Uma foto minha coberta de esperma foi vazada e é um dos assuntos mais comentados no Twitter. Aliás, é o mais comentado.
— Você não precisa terminar, prima — Manon tenta tirar o celular de mim. Não deixo.
— Eu quero terminar! — exclamo, subitamente raivosa.
"A adorada do público, que sempre esteve nos holofotes, filha de Maurice e Brigitte LeBlan, dois filantropos e maiores apoiantes do recate social, se vê envolvida no maior escândalo da sociedade. Esperma no rosto de uma mulher nunca foi marcante dessa forma antes. Confira os comentários dos internautas:
_jorge46kl: Quem não gosta de um leitinho?
_poppygirl: a francesinha decidiu mostrar as garras, hahahaha. Parece que a vida dela não se baseia em abrir recebidos e ser bonita com photoshop.
_lily.anne22: Qual é o problema de receber uma gozada na cara? Sério que todo mundo se incomoda com isso? Um pouco de esperma?
_ghost777: Ok, e depois?
_emily: por isso ela anda desligada das redes...Descobriu que pode enfeitar o rostinho bonito com leite hahaha.
_simonperez1: seria bom se desse pra ver os peitos.
_darkprincess: foda-se?"
A cada comentário lido, os meus pulmões se fecham a pouco e pouco, minha mãos ficando trêmulas e os meus olhos se enchendo de agua, que cai em lágrimas grossas e salgadas, molhando o lençol que me cobre. A raiva outrora crescente, agora se transformou em um amontoado de irritação explosiva que me faz jogar o celular o mais longe possível, como se assim eu pudesse me livrar do pesadelo que se iniciou.
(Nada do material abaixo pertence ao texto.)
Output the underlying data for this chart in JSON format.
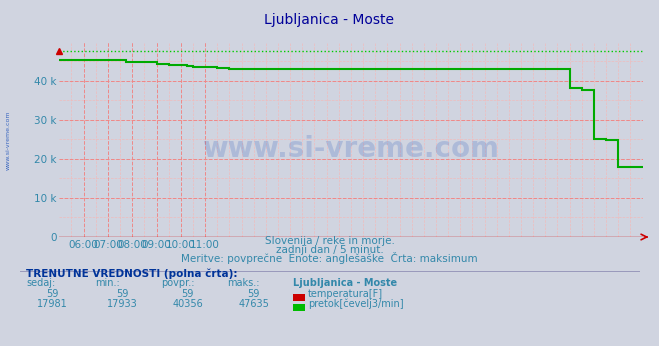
{
  "title": "Ljubljanica - Moste",
  "title_color": "#000099",
  "bg_color": "#d0d4e0",
  "plot_bg_color": "#d0d4e0",
  "grid_major_color": "#ee8888",
  "grid_minor_color": "#f0bbbb",
  "text_color": "#3388aa",
  "bold_color": "#003399",
  "temp_color": "#cc0000",
  "flow_color": "#00aa00",
  "max_line_color": "#00cc00",
  "watermark_color": "#2255bb",
  "sidebar_color": "#2255bb",
  "ylim": [
    0,
    50000
  ],
  "xlim": [
    0,
    288
  ],
  "ytick_values": [
    0,
    10000,
    20000,
    30000,
    40000
  ],
  "ytick_labels": [
    "0",
    "10 k",
    "20 k",
    "30 k",
    "40 k"
  ],
  "xtick_positions": [
    12,
    24,
    36,
    48,
    60,
    72
  ],
  "xtick_labels": [
    "06:00",
    "07:00",
    "08:00",
    "09:00",
    "10:00",
    "11:00"
  ],
  "subtitle1": "Slovenija / reke in morje.",
  "subtitle2": "zadnji dan / 5 minut.",
  "subtitle3": "Meritve: povprečne  Enote: anglešaške  Črta: maksimum",
  "footer_title": "TRENUTNE VREDNOSTI (polna črta):",
  "col_headers": [
    "sedaj:",
    "min.:",
    "povpr.:",
    "maks.:",
    "Ljubljanica - Moste"
  ],
  "row1_vals": [
    "59",
    "59",
    "59",
    "59"
  ],
  "row1_label": "temperatura[F]",
  "row1_box_color": "#cc0000",
  "row2_vals": [
    "17981",
    "17933",
    "40356",
    "47635"
  ],
  "row2_label": "pretok[čevelj3/min]",
  "row2_box_color": "#00bb00",
  "max_flow": 47635,
  "temp_const": 59,
  "flow_x": [
    0,
    6,
    6,
    33,
    33,
    36,
    36,
    48,
    48,
    54,
    54,
    60,
    60,
    63,
    63,
    66,
    66,
    72,
    72,
    78,
    78,
    84,
    84,
    252,
    252,
    258,
    258,
    264,
    264,
    270,
    270,
    276,
    276,
    288
  ],
  "flow_y": [
    45200,
    45200,
    45300,
    45300,
    44800,
    44800,
    44700,
    44700,
    44300,
    44300,
    44100,
    44100,
    43900,
    43900,
    43700,
    43700,
    43600,
    43600,
    43400,
    43400,
    43200,
    43200,
    43000,
    43000,
    38000,
    38000,
    37500,
    37500,
    25000,
    25000,
    24800,
    24800,
    18000,
    18000
  ]
}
– Merda, o meu celular! - Manon guincha, correndo até o aparelho quebrado no chão, perto da porta.
O que eles dizem de mim, coisas que nunca me definiriam e que, definitivamente, estão longe do que eu alguma vez virei a ser. E o pior de tudo nem é isso. O pior de tudo é que eu mal me lembro de quando e como isso aconteceu. Sim, sei que foi com Pierre, mas eu nunca lhe dei o aval de ser fotografada em um momento íntimo.
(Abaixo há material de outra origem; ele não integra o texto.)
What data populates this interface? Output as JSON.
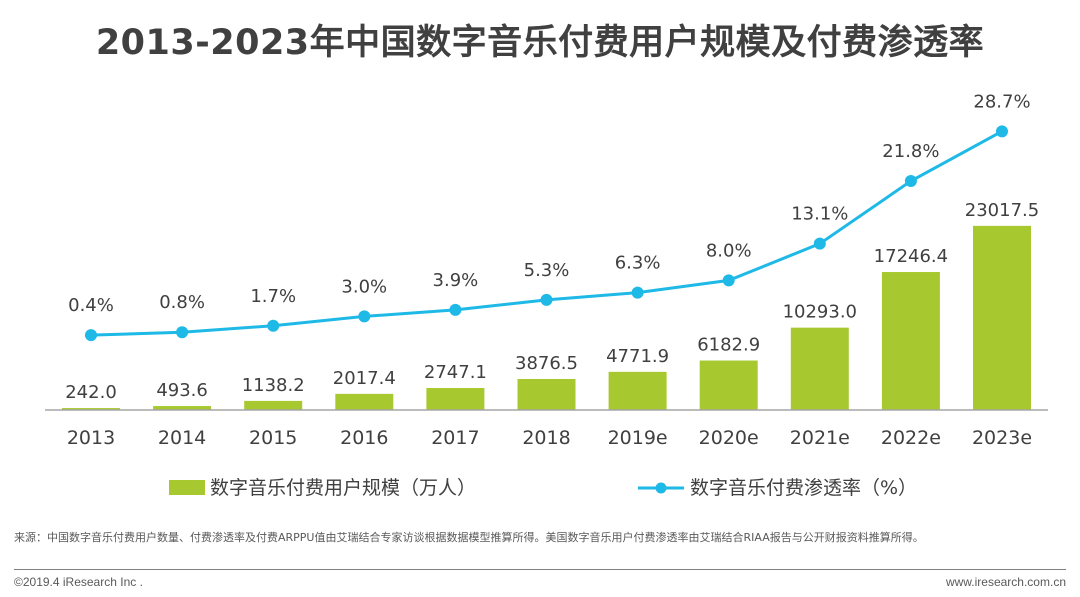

Pierre se aproveitou da minha distração, fez algo que eu nunca dei permissão e está usando isso para me atingir agora que não estamos mais juntos, como se o nosso relacionamento tivesse chegado ao fim por minha culpa! Ele me traiu, ele acabou com a minha confiança, ele deveria estar a ser linchado nas redes sociais como o traidor de merda que é e um fodido abusador, mas sou eu ali cheia de porra no rosto e a reputação arruinada por algo que nem mesmo sabia que existia.
Juro que seria capaz de matar aquele pedaço de merda agora mesmo, com as minhas próprias mãos!
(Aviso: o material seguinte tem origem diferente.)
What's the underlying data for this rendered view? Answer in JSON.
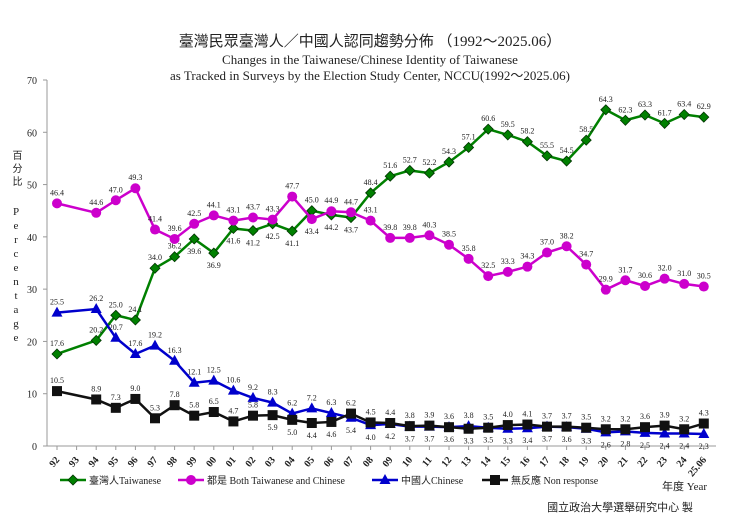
{
  "chart_data": {
    "type": "line",
    "title": "臺灣民眾臺灣人／中國人認同趨勢分佈 （1992～2025.06）",
    "subtitle": [
      "Changes in the Taiwanese/Chinese Identity of Taiwanese",
      "as Tracked in Surveys by the Election Study Center, NCCU(1992～2025.06)"
    ],
    "ylabel_zh": "百分比",
    "ylabel": "Percentage",
    "xlabel": "年度 Year",
    "ylim": [
      0,
      70
    ],
    "yticks": [
      "0",
      "10",
      "20",
      "30",
      "40",
      "50",
      "60",
      "70"
    ],
    "grid": false,
    "legend_position": "bottom",
    "categories": [
      "92",
      "93",
      "94",
      "95",
      "96",
      "97",
      "98",
      "99",
      "00",
      "01",
      "02",
      "03",
      "04",
      "05",
      "06",
      "07",
      "08",
      "09",
      "10",
      "11",
      "12",
      "13",
      "14",
      "15",
      "16",
      "17",
      "18",
      "19",
      "20",
      "21",
      "22",
      "23",
      "24",
      "25.06"
    ],
    "series": [
      {
        "name": "臺灣人Taiwanese",
        "color": "#008000",
        "marker": "diamond",
        "values": [
          17.6,
          null,
          20.2,
          25.0,
          24.1,
          34.0,
          36.2,
          39.6,
          36.9,
          41.6,
          41.2,
          42.5,
          41.1,
          45.0,
          44.2,
          43.7,
          48.4,
          51.6,
          52.7,
          52.2,
          54.3,
          57.1,
          60.6,
          59.5,
          58.2,
          55.5,
          54.5,
          58.5,
          64.3,
          62.3,
          63.3,
          61.7,
          63.4,
          62.9
        ]
      },
      {
        "name": "都是 Both Taiwanese and Chinese",
        "color": "#cc00cc",
        "marker": "circle",
        "values": [
          46.4,
          null,
          44.6,
          47.0,
          49.3,
          41.4,
          39.6,
          42.5,
          44.1,
          43.1,
          43.7,
          43.3,
          47.7,
          43.4,
          44.9,
          44.7,
          43.1,
          39.8,
          39.8,
          40.3,
          38.5,
          35.8,
          32.5,
          33.3,
          34.3,
          37.0,
          38.2,
          34.7,
          29.9,
          31.7,
          30.6,
          32.0,
          31.0,
          30.5
        ]
      },
      {
        "name": "中國人Chinese",
        "color": "#0000cc",
        "marker": "triangle",
        "values": [
          25.5,
          null,
          26.2,
          20.7,
          17.6,
          19.2,
          16.3,
          12.1,
          12.5,
          10.6,
          9.2,
          8.3,
          6.2,
          7.2,
          6.3,
          5.4,
          4.0,
          4.2,
          3.7,
          3.7,
          3.6,
          3.8,
          3.5,
          3.3,
          3.4,
          3.7,
          3.6,
          3.3,
          2.6,
          2.8,
          2.5,
          2.4,
          2.4,
          2.3
        ]
      },
      {
        "name": "無反應 Non response",
        "color": "#111111",
        "marker": "square",
        "values": [
          10.5,
          null,
          8.9,
          7.3,
          9.0,
          5.3,
          7.8,
          5.8,
          6.5,
          4.7,
          5.8,
          5.9,
          5.0,
          4.4,
          4.6,
          6.2,
          4.5,
          4.4,
          3.8,
          3.9,
          3.6,
          3.3,
          3.5,
          4.0,
          4.1,
          3.7,
          3.7,
          3.5,
          3.2,
          3.2,
          3.6,
          3.9,
          3.2,
          4.3
        ]
      }
    ],
    "credit": "國立政治大學選舉研究中心 製"
  }
}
– Isso é um completo mal entendido. Pierre me fotografou sem a minha permissão - sopro, suando frio e deixando as malditas lágrimas rolarem, já que nada posso fazer para impedi-las.
– Ahm!? - exclama, me olhando como se eu fosse uma alienígena.
– O Pierre me pegou desprevenida e tirou uma foto minha sem que eu permitisse - repito, sentindo a garganta arder e cabeça latejar incessantemente - Consegue me entender? Ele está fazendo essa merda comigo por raiva!
– Eu consigo entender, prima - começa, com a sua calmaria e voz amena de sempre - Mas quem sou eu no meio de centenas de pessoas que acham que você é uma vagabunda?
As palavras da Manon me atingem como um soco imenso no meio da cara, que quebra a redoma de vidro frágil em que eu me coloquei por todo esse tempo. O mundo cor de rosa que construí para mim mesma é a minha ruína, fazendo com que todo o meu trajeto até agora seja questionado por uma maldita foto! Agora eu só quero escapar por entre os cacos afiados sem me cortar, encontrar algum refúgio ou uma forma de acabar com tudo, mas não vejo como. Tudo me parece um tremendo pesadelo do qual o meu cérebro se recusa a despertar, para me trazer a realidade do que era a minha vida perfeita, antes do lixo do Pierre, do cruel Damiano e de mim mesma, pois não consigo me isentar da culpa. Sou culpada por ter sido uma tola apaixonada e não ter me prevenido de tanta enrascada.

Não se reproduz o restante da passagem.